Of 3,597 patients, 2,266 (63%) were in the no aspirin group, 944 (26%) were in the 81 mg group, and 387 (11%) were in the 162 mg group. The rate of preeclampsia was significantly lower in the 162 mg group (10.1%, odds ratio, 0.68; 95% confidence interval, 0.46-0.99) compared with the 81 mg group (14.2%). The rate of preeclampsia was identical in the no aspirin and 81 mg groups. The rate for postpartum hemorrhage, postpartum hematoma, and intraventricular hemorrhage of the newborn were not significantly different between patients in the 162 and 81 mg groups.
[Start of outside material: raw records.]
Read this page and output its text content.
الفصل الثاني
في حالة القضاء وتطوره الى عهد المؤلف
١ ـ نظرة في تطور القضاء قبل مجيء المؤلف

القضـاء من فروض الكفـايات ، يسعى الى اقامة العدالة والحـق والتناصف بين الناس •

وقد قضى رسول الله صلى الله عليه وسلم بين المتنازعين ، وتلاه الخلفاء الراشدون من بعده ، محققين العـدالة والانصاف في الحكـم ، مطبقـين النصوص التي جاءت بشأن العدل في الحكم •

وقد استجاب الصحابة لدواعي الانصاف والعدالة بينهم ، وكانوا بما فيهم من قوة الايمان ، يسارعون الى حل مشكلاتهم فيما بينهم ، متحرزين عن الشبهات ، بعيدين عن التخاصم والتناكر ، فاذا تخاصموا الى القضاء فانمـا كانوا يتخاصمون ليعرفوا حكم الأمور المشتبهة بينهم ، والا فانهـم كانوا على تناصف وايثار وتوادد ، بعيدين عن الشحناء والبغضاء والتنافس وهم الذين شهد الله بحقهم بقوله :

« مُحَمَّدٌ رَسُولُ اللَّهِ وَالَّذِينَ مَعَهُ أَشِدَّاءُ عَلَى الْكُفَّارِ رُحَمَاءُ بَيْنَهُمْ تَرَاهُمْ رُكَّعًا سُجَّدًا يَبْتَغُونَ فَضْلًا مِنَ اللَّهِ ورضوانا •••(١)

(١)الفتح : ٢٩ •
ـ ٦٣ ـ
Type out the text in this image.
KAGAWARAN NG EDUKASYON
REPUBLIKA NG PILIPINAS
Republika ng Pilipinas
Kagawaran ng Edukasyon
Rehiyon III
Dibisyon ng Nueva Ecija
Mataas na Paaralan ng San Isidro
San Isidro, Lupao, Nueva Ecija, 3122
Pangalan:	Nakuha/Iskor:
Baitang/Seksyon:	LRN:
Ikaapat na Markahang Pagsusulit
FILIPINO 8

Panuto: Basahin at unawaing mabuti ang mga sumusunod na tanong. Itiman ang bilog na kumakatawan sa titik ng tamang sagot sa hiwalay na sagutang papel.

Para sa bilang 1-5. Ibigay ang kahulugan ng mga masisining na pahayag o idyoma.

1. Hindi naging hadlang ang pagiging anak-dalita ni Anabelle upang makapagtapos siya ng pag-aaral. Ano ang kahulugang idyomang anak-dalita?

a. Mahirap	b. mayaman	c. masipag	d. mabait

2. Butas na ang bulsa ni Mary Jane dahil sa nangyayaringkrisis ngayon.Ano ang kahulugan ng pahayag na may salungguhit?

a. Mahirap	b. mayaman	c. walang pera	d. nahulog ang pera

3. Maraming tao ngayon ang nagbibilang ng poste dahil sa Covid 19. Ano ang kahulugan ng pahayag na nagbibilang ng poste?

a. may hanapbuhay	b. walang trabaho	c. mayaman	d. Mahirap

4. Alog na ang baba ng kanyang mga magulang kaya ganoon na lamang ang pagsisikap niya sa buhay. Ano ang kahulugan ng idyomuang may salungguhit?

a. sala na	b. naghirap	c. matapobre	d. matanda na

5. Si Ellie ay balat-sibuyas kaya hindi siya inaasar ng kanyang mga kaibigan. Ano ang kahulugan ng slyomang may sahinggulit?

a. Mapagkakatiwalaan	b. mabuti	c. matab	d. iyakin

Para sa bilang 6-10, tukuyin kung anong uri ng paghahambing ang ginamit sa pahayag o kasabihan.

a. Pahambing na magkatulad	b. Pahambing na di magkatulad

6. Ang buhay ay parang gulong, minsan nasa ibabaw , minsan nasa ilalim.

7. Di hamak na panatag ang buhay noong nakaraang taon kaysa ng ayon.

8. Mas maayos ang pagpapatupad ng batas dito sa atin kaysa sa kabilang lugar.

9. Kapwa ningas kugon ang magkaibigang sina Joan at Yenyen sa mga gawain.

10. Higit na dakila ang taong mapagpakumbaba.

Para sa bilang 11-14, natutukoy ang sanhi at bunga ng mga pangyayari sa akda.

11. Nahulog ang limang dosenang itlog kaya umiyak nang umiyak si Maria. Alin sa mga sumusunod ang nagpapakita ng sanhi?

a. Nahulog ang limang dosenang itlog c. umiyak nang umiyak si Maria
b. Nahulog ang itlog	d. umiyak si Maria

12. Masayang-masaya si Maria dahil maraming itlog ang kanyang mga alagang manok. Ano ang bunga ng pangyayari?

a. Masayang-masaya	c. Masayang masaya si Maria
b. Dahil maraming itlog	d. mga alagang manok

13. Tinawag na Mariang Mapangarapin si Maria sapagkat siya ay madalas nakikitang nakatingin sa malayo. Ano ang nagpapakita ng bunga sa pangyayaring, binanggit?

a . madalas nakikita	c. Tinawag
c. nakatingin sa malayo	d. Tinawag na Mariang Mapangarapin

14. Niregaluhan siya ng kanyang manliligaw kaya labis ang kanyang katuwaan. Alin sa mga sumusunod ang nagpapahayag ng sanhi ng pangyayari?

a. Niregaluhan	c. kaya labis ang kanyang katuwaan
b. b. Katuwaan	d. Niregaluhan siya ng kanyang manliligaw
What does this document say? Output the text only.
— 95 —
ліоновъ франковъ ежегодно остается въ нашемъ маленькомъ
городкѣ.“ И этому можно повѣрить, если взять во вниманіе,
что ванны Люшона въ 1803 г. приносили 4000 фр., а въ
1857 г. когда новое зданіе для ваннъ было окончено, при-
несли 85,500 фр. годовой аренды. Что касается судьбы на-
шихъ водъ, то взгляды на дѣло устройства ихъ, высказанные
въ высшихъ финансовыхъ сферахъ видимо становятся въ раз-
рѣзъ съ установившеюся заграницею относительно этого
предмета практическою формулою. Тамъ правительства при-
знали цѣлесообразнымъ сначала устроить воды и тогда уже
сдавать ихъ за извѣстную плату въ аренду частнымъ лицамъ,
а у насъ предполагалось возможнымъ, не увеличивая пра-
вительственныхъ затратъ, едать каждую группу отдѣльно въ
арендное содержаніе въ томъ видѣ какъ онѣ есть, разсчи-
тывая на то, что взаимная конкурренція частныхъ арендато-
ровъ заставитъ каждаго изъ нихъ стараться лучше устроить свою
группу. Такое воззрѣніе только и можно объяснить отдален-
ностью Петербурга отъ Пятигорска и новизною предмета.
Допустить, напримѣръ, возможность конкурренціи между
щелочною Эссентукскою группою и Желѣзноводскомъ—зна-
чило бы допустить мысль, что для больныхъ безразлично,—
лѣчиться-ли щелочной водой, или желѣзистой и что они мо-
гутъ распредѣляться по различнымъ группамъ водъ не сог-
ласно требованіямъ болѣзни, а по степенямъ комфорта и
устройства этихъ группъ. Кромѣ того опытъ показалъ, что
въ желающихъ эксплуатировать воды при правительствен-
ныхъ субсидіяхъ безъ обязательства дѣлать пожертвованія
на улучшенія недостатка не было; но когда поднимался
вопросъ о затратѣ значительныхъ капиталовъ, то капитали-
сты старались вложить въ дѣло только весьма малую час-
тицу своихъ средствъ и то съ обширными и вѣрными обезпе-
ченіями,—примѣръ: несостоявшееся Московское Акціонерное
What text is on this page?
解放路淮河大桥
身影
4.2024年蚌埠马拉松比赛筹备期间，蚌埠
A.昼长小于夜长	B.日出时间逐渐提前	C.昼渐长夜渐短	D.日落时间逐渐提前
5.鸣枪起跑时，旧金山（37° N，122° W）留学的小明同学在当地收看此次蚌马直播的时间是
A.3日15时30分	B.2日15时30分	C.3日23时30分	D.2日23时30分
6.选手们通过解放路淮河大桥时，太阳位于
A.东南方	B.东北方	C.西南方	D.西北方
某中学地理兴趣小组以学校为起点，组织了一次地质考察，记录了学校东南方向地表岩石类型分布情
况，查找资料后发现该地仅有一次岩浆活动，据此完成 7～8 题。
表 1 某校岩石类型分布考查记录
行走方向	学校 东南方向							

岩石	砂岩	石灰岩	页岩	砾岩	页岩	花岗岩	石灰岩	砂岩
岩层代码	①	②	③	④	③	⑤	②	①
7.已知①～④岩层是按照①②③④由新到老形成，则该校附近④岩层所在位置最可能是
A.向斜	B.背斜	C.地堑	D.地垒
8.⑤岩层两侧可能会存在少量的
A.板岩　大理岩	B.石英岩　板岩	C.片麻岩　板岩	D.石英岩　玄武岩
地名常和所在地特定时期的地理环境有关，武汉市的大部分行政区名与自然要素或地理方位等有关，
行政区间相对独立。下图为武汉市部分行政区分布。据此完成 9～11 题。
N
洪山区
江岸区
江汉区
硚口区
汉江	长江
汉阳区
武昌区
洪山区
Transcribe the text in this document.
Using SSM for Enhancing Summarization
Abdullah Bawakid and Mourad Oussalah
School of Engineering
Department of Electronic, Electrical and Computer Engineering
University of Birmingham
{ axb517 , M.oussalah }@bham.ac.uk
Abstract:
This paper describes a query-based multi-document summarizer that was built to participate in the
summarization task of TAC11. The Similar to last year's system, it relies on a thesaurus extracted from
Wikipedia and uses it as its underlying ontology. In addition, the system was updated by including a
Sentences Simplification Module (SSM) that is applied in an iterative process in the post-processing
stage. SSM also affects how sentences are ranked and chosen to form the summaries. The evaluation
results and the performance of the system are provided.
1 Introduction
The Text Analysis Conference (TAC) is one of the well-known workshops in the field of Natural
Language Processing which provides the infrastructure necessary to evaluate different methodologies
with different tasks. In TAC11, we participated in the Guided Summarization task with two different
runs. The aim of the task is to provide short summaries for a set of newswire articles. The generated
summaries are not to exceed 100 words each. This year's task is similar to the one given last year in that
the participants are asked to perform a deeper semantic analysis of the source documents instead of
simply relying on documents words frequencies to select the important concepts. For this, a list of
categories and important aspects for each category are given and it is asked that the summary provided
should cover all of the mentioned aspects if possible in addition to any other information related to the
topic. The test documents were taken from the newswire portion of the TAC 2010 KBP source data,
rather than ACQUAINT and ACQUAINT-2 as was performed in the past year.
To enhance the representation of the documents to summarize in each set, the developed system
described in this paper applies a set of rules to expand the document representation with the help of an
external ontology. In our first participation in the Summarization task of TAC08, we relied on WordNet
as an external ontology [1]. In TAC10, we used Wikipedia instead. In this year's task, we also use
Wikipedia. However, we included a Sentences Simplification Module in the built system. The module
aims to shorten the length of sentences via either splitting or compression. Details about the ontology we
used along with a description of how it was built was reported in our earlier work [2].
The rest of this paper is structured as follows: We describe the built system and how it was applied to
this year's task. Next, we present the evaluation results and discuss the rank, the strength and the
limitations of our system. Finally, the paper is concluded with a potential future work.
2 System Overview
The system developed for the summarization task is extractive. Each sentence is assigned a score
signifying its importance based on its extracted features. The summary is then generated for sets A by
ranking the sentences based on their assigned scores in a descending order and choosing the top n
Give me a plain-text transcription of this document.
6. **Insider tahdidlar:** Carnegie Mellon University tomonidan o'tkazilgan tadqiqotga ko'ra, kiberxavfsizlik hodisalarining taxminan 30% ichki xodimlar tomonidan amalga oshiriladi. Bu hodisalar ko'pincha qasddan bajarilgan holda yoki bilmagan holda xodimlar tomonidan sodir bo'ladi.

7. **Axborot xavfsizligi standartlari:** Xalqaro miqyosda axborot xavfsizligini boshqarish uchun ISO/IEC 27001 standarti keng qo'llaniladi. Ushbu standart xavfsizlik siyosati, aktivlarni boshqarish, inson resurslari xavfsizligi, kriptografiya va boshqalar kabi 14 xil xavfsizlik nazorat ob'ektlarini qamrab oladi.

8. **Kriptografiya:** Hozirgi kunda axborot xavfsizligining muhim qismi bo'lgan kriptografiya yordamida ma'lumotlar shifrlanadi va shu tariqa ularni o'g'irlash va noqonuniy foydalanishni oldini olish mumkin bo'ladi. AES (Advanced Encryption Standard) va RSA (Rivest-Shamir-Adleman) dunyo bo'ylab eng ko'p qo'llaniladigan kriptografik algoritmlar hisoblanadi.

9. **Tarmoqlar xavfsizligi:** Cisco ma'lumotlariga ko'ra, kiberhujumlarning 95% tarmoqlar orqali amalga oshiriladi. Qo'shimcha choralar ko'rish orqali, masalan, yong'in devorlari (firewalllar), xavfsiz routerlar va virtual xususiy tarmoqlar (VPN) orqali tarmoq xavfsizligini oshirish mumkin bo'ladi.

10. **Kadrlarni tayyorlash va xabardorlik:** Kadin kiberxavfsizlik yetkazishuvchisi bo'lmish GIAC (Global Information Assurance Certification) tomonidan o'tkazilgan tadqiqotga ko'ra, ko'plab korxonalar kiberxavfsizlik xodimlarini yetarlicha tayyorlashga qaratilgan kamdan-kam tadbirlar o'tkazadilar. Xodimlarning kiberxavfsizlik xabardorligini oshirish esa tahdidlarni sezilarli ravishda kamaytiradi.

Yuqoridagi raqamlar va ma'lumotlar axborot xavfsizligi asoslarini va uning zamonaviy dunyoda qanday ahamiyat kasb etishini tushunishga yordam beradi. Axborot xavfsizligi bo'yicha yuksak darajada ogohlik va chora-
We observed a significantly lower rate of preeclampsia in high-risk patients who were treated with the 162 mg dose of aspirin for preeclampsia prophylaxis, and bleeding complications were not seen with the higher dose. Our study suggests that aspirin 162 mg may be considered for prophylaxis in patients at high risk for preeclampsia.
· Aspirin 81 mg is currently standard for preeclampsia prophylaxis.. · Preeclampsia rate is significantly lower among high-risk patients taking aspirin 162 mg compared with 81 mg.. · Bleeding complications are not increased among those taking aspirin 162 mg..
本研究旨在比较 162mg 阿司匹林用于子痫前期预防的安全性和疗效,与标准推荐剂量 81mg 阿司匹林相比。
对 2013 年 1 月至 2020 年 12 月在亨利福特健康中心分娩的子痫前期高危患者进行回顾性队列研究。患者分为三组:未用阿司匹林组、81mg 阿司匹林子痫前期预防方案组和 162mg 方案组。采用单变量和多变量逻辑回归分析比较各组子痫前期发生率和次要结局。还评估了传统上与阿司匹林使用相关的临床副作用。
在 3597 名患者中,2266 名(63%)患者未用阿司匹林,944 名(26%)患者使用 81mg 阿司匹林,387 名(11%)患者使用 162mg 阿司匹林。与 81mg 组(14.2%)相比,162mg 组子痫前期发生率显著降低(10.1%,比值比,0.68;95%置信区间,0.46-0.99)。未用阿司匹林组和 81mg 组的子痫前期发生率相同。162mg 和 81mg 组患者的产后出血、产后血肿和新生儿脑室内出血发生率无显著差异。
我们观察到,高危患者使用 162mg 阿司匹林进行子痫前期预防,子痫前期发生率显著降低,且高剂量无出血并发症。我们的研究表明,162mg 阿司匹林可能被认为是子痫前期高危患者的预防药物。